Keyfim kaçmıştı açıkçası, potansiyel sebepler olarak gevşemiş bir yürür aksam bağlantısı veya gidon rulmanı gibi sofistike bir problemim olduğuna neredeyse emindim. Bir akşamüstü ekipmanlarımı giyip motosikletimin başına geçtim ve orta sehpadan indirip paytak paytak geri çıkmaya başladım. Çıkışa gelince ne kadar cool olduğumu kontrol etmek için güvenliğin camındaki yansımama baktım, her zamanki gibi süperdim. Ancak genel görünümüme gölge düşüren bir şey vardı: arka lastik, lastiğin havası inmişti. Bu kadar basit bir şey bu kadar zamandır nasıl gözümden kaçmıştı.
Kontrollerin önemi.

Motordan inip telefonumdan motosikletimin arka lastik hava basınç değerlerini buldum. 33 psi olması gerekiyordu yavaş ve dikkatli bir şekilde benzinliğin yolunu tuttum.
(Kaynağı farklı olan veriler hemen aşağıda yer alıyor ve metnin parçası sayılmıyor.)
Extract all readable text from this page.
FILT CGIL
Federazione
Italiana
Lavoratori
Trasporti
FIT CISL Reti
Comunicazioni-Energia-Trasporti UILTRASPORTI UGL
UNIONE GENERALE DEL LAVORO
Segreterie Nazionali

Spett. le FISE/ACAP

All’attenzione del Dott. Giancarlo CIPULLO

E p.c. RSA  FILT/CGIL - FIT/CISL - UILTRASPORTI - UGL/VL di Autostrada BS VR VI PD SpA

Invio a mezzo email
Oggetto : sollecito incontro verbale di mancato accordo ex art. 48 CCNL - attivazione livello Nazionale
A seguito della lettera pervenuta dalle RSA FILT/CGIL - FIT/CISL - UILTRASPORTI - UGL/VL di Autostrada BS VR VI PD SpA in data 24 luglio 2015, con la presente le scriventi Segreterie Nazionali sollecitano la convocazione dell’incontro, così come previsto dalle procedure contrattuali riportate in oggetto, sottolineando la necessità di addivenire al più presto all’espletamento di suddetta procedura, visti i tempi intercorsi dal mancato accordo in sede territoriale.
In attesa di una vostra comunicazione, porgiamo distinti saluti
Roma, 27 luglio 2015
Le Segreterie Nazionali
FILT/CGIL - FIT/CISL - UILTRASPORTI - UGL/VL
Lastiğe hava tabancasını taktığımda gösterdiği değer 9 psi !!! idi. Bu hale gelene kadar neler yaptığımı düşündüm bir an, aklım neredeydi acaba. Ön lastik 30 psi gösteriyordu, onda fazla bir kayıp olmamıştı. Havaları normal hale gelen lastikler motoru eski kıvraklığına getirdi ve beni gülümsetti. O gün aslında en temel bir kaç kontrolün ne kadar önemli olduğunu kendi adıma tekrar öğrenmiş oldum, bu bence ile sizinle de paylaşmak istedim.